Le bruit. C’est ce qui attira l’attention de toute l’assemblée. Un bruit de métal qui se brise. Tout de suite, tout le monde pensa que l’une des deux épée avait rendu l’âme avant l’un des deux combattants. Et puis un éclair stria le ciel. Durant une seconde, les soldats virent Ollognus à genoux à terre, l’épée de son frère traversant son armure de part en part, en plein milieu de la poitrine. La foule s’agita quand tout redevint noir. On entendit un cri de douleur percer la nuit. Et puis un deuxième coup d’épée, cette fois plus violent encore. Lorsqu’un éclair stria le ciel à nouveau, ce n’est pas le tonnerre qui perça les oreilles des soldats, mais un cri. Un cri de douleur. Celui d’une femme.

Isosae poussa les soldats de Clontry et se rua vers la dépouille de son époux. Sa robe blanche fut couverture de boue et de sang en un instant. Seneticus était debout à ses côtés, admirant l’épée avec avidité. Il passa lentement son doigt sur le tranchant de la lame puis regarda le sang couler de sa blessure.

“Ollognus ! Non… Non, non, non… Ollognus !”

Isosae se mit à pleurer. Les larmes coulaient de ses yeux plus fort que la pluie tombait autour d’eux. Seneticus se pencha au-dessus d’elle.

“Taranis semble avoir abandonné ton cher époux.”

“ Va mourir, Seneticus ! “

“ Oh non, je ne crois pas. “

Il fit signe à ses soldats de s’approcher, ce qu’ils firent rapidement. Les soldats de Clontry paniquèrent et s’approchèrent également, pour protéger leur reine. Les soldats de Seneticus arrachèrent la dépouille des bras de Isosae. Elle hurla et se débâtit avec toute la fureur qui l’habitait, mais les soldats de son époux l’empêchèrent d’approcher du vainqueur. Seneticus regarda la dépouille de son frère au sol, comme s’il avait pitié de lui.

“ Ta précieuse armure ne t’a pas sauvé, mon frère… Enfin… Enfin, je vais pouvoir prendre la place qui me revient de droit. “

Continuant de regarder la dépouille, la colère monta en lui soudainement et il leva son épée en hurlant.

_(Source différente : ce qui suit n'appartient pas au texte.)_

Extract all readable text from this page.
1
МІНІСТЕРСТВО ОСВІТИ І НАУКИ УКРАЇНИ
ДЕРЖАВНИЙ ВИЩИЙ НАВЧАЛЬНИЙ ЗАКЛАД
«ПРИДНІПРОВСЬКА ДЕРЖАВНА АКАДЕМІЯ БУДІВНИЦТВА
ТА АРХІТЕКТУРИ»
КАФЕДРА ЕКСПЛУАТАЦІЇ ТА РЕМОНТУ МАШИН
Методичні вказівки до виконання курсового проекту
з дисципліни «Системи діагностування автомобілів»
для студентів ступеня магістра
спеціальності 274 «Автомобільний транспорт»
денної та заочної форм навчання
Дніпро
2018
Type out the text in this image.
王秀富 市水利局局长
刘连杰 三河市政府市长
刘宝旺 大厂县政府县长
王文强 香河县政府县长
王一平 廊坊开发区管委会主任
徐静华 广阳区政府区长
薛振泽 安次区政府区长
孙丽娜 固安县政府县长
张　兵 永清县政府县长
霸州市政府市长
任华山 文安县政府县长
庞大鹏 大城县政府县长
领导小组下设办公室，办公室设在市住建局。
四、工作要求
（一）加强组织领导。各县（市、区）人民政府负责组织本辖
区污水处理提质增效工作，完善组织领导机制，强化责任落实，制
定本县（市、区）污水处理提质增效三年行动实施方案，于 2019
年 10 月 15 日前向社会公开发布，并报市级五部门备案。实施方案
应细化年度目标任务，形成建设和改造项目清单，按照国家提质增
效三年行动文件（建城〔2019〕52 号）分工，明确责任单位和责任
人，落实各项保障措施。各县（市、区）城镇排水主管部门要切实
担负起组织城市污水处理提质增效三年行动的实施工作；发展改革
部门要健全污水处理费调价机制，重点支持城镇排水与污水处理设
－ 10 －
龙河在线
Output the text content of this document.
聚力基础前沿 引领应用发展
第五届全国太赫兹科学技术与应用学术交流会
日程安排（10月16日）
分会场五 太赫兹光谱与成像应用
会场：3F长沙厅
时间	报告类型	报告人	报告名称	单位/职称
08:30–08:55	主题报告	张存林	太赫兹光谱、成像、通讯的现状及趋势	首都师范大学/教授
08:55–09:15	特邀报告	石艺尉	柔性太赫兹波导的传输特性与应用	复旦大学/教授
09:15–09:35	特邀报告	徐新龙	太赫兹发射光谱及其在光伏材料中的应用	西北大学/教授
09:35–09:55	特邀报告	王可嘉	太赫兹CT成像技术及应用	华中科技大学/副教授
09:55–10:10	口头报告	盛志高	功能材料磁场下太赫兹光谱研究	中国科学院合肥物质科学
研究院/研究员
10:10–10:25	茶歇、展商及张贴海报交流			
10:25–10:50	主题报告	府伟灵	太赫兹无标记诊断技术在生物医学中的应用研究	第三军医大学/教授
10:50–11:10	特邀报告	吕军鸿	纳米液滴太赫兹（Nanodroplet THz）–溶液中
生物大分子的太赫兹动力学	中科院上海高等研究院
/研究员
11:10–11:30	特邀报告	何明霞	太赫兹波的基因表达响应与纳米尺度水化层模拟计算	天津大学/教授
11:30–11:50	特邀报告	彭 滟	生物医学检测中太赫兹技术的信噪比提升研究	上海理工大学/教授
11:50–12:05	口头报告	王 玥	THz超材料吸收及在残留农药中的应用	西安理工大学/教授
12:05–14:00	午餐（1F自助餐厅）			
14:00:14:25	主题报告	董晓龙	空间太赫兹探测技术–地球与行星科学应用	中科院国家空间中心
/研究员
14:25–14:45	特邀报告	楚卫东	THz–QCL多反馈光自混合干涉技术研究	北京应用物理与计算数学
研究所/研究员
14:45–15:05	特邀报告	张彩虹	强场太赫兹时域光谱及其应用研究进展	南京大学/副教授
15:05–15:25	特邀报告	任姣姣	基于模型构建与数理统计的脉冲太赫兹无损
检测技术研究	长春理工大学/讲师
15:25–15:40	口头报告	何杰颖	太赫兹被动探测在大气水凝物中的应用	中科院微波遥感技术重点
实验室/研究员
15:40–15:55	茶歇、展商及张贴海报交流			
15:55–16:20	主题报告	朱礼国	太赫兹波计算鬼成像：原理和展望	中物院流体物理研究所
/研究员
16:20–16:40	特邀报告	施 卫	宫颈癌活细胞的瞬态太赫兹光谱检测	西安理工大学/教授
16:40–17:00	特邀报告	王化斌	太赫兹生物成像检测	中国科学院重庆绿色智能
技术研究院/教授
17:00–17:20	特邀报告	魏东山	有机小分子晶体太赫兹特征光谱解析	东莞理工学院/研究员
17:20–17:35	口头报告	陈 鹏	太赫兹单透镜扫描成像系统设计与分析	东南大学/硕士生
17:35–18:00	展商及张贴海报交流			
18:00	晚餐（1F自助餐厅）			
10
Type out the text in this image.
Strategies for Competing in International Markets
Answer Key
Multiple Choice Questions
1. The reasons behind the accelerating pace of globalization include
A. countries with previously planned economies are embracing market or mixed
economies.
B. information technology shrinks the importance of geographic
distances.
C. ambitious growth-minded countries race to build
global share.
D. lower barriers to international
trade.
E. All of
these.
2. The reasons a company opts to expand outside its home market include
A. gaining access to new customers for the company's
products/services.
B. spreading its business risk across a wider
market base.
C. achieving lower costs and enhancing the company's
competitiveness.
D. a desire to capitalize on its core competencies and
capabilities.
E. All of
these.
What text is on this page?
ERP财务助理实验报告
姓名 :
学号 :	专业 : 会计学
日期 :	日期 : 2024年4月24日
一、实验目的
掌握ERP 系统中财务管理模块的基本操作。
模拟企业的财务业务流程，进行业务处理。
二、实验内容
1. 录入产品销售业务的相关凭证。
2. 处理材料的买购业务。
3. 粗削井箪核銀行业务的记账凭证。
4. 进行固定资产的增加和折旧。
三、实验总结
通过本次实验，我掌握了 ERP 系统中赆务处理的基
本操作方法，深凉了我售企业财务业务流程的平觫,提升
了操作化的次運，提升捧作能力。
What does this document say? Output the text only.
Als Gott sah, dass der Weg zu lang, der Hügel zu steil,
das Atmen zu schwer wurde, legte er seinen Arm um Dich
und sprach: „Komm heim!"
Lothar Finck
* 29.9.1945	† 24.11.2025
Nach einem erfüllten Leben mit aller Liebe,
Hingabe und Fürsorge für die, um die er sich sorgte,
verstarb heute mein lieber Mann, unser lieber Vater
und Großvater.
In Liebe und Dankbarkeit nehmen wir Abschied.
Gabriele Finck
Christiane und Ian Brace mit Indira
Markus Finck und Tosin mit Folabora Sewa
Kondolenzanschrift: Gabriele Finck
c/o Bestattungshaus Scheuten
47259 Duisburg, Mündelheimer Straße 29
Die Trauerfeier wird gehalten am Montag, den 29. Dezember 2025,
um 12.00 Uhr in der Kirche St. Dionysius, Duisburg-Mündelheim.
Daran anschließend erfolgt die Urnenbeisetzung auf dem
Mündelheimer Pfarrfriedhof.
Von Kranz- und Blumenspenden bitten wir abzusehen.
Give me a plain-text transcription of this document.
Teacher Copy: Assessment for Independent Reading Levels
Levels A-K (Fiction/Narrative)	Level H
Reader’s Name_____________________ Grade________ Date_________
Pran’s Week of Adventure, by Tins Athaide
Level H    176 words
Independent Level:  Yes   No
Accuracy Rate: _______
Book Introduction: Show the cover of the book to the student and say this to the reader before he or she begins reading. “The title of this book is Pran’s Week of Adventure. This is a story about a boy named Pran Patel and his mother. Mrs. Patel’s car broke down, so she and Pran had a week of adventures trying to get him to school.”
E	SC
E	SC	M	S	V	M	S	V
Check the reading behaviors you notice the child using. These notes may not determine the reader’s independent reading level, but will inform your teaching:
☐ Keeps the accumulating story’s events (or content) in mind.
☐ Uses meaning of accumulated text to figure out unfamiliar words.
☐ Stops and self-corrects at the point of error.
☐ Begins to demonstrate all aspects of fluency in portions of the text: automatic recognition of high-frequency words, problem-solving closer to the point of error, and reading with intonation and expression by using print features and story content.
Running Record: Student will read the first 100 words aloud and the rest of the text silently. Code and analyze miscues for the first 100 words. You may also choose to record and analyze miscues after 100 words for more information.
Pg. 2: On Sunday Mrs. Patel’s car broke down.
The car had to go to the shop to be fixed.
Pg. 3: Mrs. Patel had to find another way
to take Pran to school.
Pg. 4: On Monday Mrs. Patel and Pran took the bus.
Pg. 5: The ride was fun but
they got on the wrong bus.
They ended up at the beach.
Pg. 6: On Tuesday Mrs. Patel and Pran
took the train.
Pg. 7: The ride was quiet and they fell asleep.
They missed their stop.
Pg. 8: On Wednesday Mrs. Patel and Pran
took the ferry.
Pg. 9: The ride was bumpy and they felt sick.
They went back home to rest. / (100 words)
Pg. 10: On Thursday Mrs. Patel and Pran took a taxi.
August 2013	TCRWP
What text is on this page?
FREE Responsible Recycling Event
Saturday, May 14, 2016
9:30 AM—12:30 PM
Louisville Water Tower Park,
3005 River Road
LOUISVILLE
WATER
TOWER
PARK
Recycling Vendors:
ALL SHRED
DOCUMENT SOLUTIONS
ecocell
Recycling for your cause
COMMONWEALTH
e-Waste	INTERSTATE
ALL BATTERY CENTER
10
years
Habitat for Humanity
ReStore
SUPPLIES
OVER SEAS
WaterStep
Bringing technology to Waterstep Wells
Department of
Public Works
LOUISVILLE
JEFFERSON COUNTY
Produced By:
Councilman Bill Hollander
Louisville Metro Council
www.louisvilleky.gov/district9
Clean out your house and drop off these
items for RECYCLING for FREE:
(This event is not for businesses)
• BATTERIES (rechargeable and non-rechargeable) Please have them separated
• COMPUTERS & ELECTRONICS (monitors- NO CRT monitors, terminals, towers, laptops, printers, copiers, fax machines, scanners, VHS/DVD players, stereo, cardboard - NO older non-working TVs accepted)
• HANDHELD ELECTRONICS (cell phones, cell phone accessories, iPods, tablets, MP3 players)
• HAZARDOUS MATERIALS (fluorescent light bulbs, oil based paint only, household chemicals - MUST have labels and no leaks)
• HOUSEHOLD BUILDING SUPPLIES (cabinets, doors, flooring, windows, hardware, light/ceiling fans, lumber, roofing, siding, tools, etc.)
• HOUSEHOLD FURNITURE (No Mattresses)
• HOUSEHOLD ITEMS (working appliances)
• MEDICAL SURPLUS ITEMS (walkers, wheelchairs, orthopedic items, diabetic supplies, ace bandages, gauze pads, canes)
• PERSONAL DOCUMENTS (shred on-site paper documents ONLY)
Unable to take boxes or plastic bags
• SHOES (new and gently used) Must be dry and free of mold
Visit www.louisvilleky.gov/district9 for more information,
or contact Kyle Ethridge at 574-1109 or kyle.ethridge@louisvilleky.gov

“ Une armure que tu n’as jamais méritée dans un premier temps ! “

Il abattit son épée de toutes ses forces et détacha la tête de sa victime. Le fer céda sous la lame divine et la tête toujours en armure roula sur quelques mètres. Le sentiment de victoire et de puissance qui s’éprit de lui était difficile à gérer. Il ne savait pas comment réagir. Toutes ces émotions étaient trop fortes. Il jeta un regard vers Isosae qui hurlait et débattait dans les bras de ses soldats. Puis il leva son épée, encore et encore. Il sépara une jambe. Puis l’autre. Puis un arbre. Puis l’autre. Il se redressa ensuite, fier et couvert de sang. Un rictus mauvais sur le visage. Il ricana… Et lentement, son léger ricanement se changea en un rire démentiel qui glaça le sang de ses hommes comme celui de ses ennemis. Quand enfin il se calma, il passa une main dans ses cheveux et les plaqua sur son crâne.

“Jetez moi ça dans la rivière. Il n’aura pas de funérailles.”

“NON !” - hurla Isosae “Tu ne peux pas me priver de funérailles pour mon époux !”

Il rit à nouveau.

“Ah oui ? Regarde. “

Du pied, il poussa le torse dans l’eau sans une once d’hésitation.

“Non, non non…”

Les hommes de Seneticus ramassèrent les membres pour les jeter à l’eau également. Et puis le nouveau Roi se rapprocha de la tête. Il la ramassa et regarda son frère dans les yeux, à travers les grilles.

“Au revoir, frère.”

Et il jeta la tête d’un geste vif vers l’eau. Cependant, il n’entendit pas de “plouf”. Lorsqu’il se retourna, il vit Isosae dangereusement penchée au dessus de l’eau, tenant le casque par une aile. Le casque était lourd, et la jeune femme avait beau avoir reçu une éducation guerrière, sa prise était faible… Les hommes qui l’avaient laissé s’échapper de leur protection se jetèrent à ses côtés pour la remonter contre son grès.

“Non… Att… Attendez !”

Elle empoigna fermement l’aile de métal, mais l’eau et le sang avait rendu le casque très glissant. La tête glissa… Lentement mais sûrement… Et au moment où Isosae fut remontée avec le casque, la tête glissa et tomba dans l’eau.

“Noooooooooon !”

Seneticus claqua de la langue.

“ Idiote. “

Il se rapprocha d’elle, bien déterminé à lui prendre le casque pour en finir avec tout ça. Mais les rangs se resserrèrent autour d’elle, rapidement. Il regarda ces hommes, prêts à se battre pour leur reine même après la défaite de leur roi. Quelque part, il avait une pointe de respect pour eux. Il regarda ses soldats, mais ceux-ci firent un “non” de la tête et commencèrent à s’éloigner. Leurs camarades étaient morts pour aider leur chef à obtenir la victoire, mais ils n’étaient pas prêts à mourir pour qu’il récupère un casque pour le simple plaisir de le jeter à l’eau. Seneticus fut blessé dans sa fierté, mais il ne le montra pas.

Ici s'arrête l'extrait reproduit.